An OCDBS spokesperson said that, since 2017, the board has “regularly tested designated drinking water locations in all OCDSB schools. Any fixture exceeding provincial lead standards is immediately taken out of service and remediated.
“We follow all provincial regulations to ensure these locations are safe before re-opening them for consumption,” said Diane Pernari, general manager of communications and public relations. Testing results are posted on the board’s website.

The CELA report identifies Ontario’s heavy reliance on flushing taps as a major safety concern, saying “research shows that lead concentration in water can return to dangerous levels just minutes or hours (after flushing a fixture).”
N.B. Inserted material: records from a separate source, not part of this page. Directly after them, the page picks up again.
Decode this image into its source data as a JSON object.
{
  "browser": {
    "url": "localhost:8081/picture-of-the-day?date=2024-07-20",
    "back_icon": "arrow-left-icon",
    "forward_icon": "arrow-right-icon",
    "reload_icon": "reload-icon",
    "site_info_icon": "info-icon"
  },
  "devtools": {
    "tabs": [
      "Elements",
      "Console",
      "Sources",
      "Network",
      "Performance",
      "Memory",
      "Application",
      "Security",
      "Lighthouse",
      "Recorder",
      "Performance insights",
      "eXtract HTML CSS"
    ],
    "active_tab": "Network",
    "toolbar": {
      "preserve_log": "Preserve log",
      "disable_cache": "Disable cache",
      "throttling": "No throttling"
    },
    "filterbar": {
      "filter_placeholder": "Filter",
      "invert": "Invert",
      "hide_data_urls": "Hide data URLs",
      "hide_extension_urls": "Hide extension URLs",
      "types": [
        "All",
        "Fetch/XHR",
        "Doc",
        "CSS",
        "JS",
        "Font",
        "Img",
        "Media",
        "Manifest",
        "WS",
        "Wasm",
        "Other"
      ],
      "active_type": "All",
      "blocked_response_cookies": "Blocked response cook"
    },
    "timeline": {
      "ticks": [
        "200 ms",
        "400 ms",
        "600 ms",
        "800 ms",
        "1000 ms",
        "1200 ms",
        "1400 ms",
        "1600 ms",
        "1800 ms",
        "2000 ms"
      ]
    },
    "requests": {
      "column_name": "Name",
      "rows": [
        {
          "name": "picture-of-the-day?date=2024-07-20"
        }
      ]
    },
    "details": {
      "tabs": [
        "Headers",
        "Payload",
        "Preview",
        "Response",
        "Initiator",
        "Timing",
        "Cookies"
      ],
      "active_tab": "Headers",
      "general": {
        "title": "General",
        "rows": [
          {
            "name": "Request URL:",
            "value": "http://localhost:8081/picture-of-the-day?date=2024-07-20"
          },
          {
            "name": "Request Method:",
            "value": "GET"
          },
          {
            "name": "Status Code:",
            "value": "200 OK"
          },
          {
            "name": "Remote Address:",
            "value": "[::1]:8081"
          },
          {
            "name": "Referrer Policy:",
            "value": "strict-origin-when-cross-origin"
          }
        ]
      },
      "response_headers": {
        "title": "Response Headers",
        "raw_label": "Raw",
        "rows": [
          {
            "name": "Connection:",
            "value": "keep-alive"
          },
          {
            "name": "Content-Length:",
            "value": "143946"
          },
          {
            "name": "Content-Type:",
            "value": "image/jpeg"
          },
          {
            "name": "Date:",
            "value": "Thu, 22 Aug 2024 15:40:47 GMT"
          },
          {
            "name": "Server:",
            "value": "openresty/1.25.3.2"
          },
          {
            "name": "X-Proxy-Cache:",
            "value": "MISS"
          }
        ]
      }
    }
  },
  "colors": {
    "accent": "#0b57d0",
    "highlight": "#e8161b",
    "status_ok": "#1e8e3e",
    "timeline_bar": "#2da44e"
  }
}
“Ontario hasn’t recognized that no amount of lead is safe,” says Julie Mutis, lead author of the CELA report.
A provincial spokesperson said schools, private schools, and childcare centres are “required to flush their plumbing on a daily or weekly basis, depending on the most recent fixture test results.
“Where lead levels exceed the provincial drinking water quality standard of 10 micrograms per litre (10 µg/L), facility owners … must take immediate corrective action as directed by the local medical officer of health,” said Lindsay Davidson of the Ontario Ministry of the Environment and Climate Change.
“This approach has ensured there have been no reported cases of lead poisoning in children due to drinking water in the last 10 years.”
Internal documents obtained by the IJB last year show that Ontario officials have discussed toughening the province’s lead standards to match Health Canada’s five-ppb guideline since at least 2021.
Quebec was the first province to mirror Health Canada’s tougher guideline on lead in drinking water.
Quebec’s stricter approach to tackling lead is also backed by more transparent reporting, and since 2021, the province has replaced or added filters to 61 per cent of fixtures that tested high for lead. Parents and staff can view biannual, accessibly formatted reports that list how many school taps and fountains are compliant.
In 2024, the IJB launched a database in collaboration with the University of Toronto’s HIVE Lab, where parents can check lead test results for Ontario schools and daycares between 2019 and 2023.